Zabiullah Mujahid, a Taliban spokesman, said militants fired four rockets at Kabul in the morning, but no one took responsibility for the car bombing.

- A bus bombing in Kandahars Maiwand district, a Taliban stronghold, killed nine Afghan civilians. Another explosion in neighboring Zhari district wounded five people.

- Two U.S. soldiers were killed and three wounded when their vehicle struck a bomb in the country's east, the U.S. command said, according to the Associated Press.

Thursday's vote is seen as a critical test of Afghanistans fragile democracy. It comes amid a U.S. troop buildup and an increasingly violent Taliban insurgency.

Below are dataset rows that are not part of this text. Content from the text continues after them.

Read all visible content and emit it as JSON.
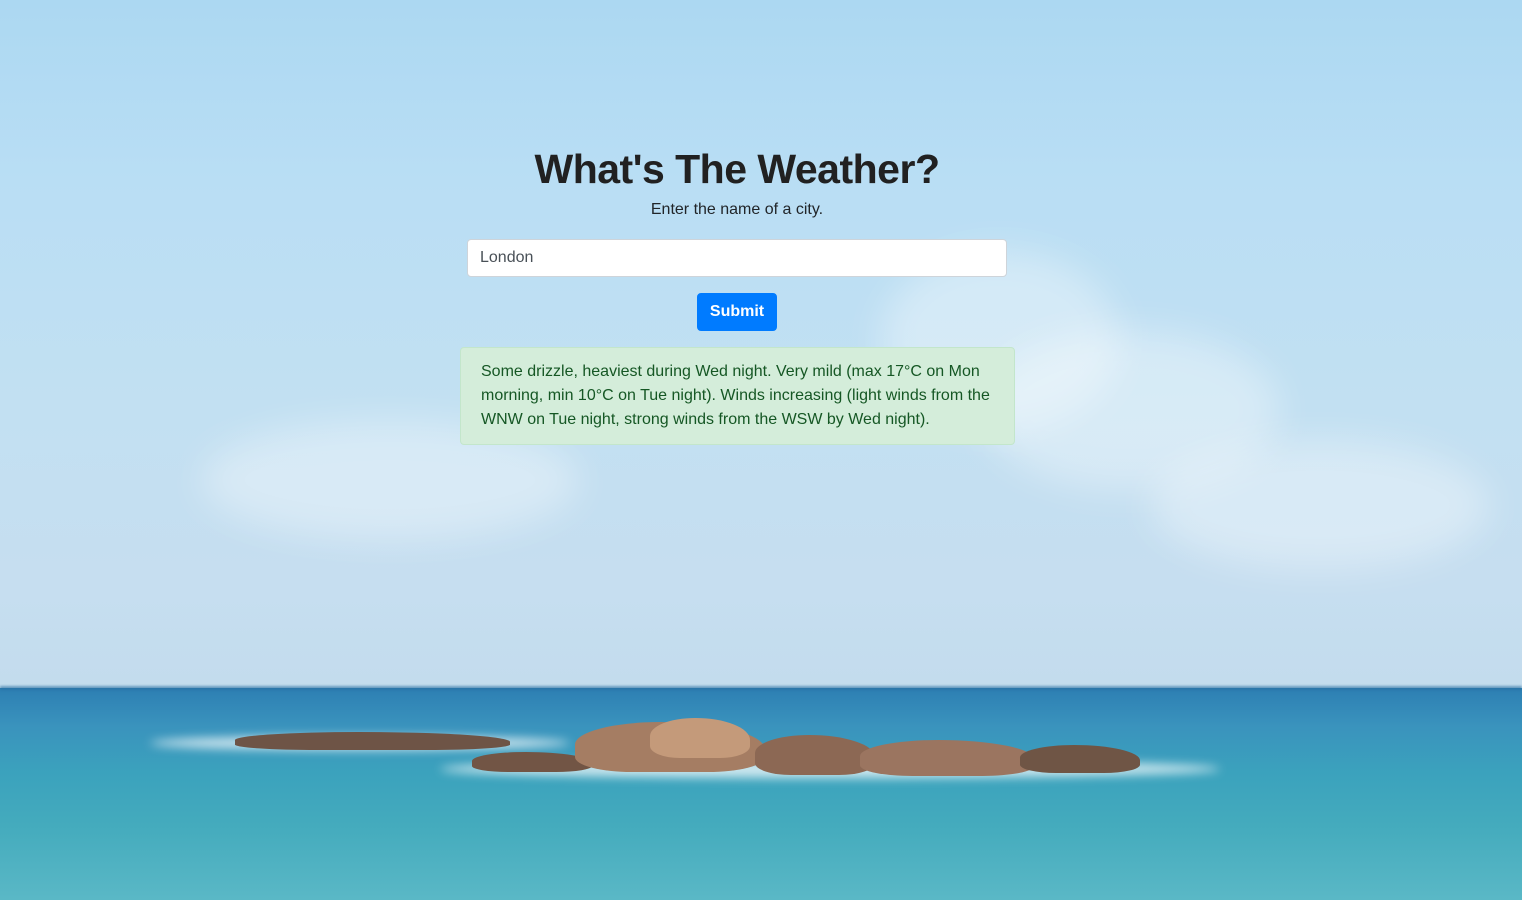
{
  "page": {
    "title": "What's The Weather?",
    "subtitle": "Enter the name of a city."
  },
  "search": {
    "value": "London",
    "submit_label": "Submit"
  },
  "result": {
    "text": "Some drizzle, heaviest during Wed night. Very mild (max 17°C on Mon morning, min 10°C on Tue night). Winds increasing (light winds from the WNW on Tue night, strong winds from the WSW by Wed night)."
  },
  "colors": {
    "accent": "#007bff",
    "alert_background": "#d4edda",
    "alert_text": "#155724"
  }
}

About 300,000 international and Afghan security forces will attempt to provide security for about 7,000 polling stations.

The Foreign Ministry issued a statement requesting that all domestic and international media refrain "from broadcasting any incident of violence during the election process."

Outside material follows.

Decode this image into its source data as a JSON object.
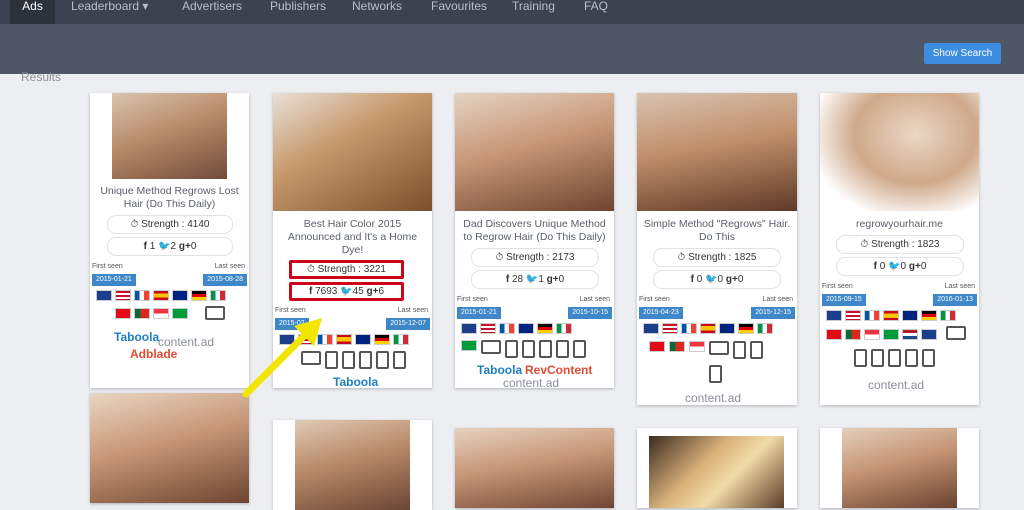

The ministry attributed the request to the nation's National Security Council, and said it applied from 6 a.m. to 8 p.m.

The statement cited "the need to ensure the wide participation of the Afghan people ... and prevent any election-related terroristic violence," according to a dispatch by Agence France-Presse.

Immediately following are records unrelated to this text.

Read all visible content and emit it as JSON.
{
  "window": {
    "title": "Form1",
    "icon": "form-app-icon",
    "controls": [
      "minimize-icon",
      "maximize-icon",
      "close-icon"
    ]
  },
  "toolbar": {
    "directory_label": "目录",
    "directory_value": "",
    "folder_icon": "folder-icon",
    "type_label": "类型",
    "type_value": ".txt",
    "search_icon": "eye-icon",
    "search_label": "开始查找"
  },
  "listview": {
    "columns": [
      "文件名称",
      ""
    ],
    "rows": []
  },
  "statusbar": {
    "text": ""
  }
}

Tuesday's attacks came three days after a suicide car bomber struck in front of the headquarters of NATO's International Security Assistance Force, killing seven Afghans and wounding dozens in the biggest attack on the capital in six months.

Siamak Herawi, a spokesman for Afghan President Hamid Karzai, said the media-blackout decision was made "in the national interest of Afghanistan in order to encourage people and raise their morale to come out and vote."

The head of the Afghan Independent Journalists' Association, Rahimullah Samander, condemned the decrees, saying they underscored the weakness of the government.

Afghan and NATO forces have accelerated efforts to secure hostile areas. A major offensive in Helmand province has been under way in recent weeks, though election officials estimate that more than 100 polling stations in the province will not open on election day.

The head of Afghan intelligence, Amrullah Saleh, said on Sunday that deals have been brokered with influential Taliban commanders in the southern provinces to observe a cease-fire during the vote.

But Taliban founder Mullah Muhammad Omar reiterated his call for voters to be punished, a purported Taliban spokesman, Qari Yousuf Ahmadi, said via e-mail.

The spokesman called elections a "show" staged by the U.S. government and foreign partners for "puppet" figures that do not reflect the will of the Afghan public and are therefore illegitimate.

"We will sabotage [the election] wherever possible," he said.

Brig. Gen. Eric Tremblay, NATO spokesman, said efforts will focus on "protecting the people of Afghanistan from the insurgents so that the population can freely exercise their right to choose their next president and their provincial representatives."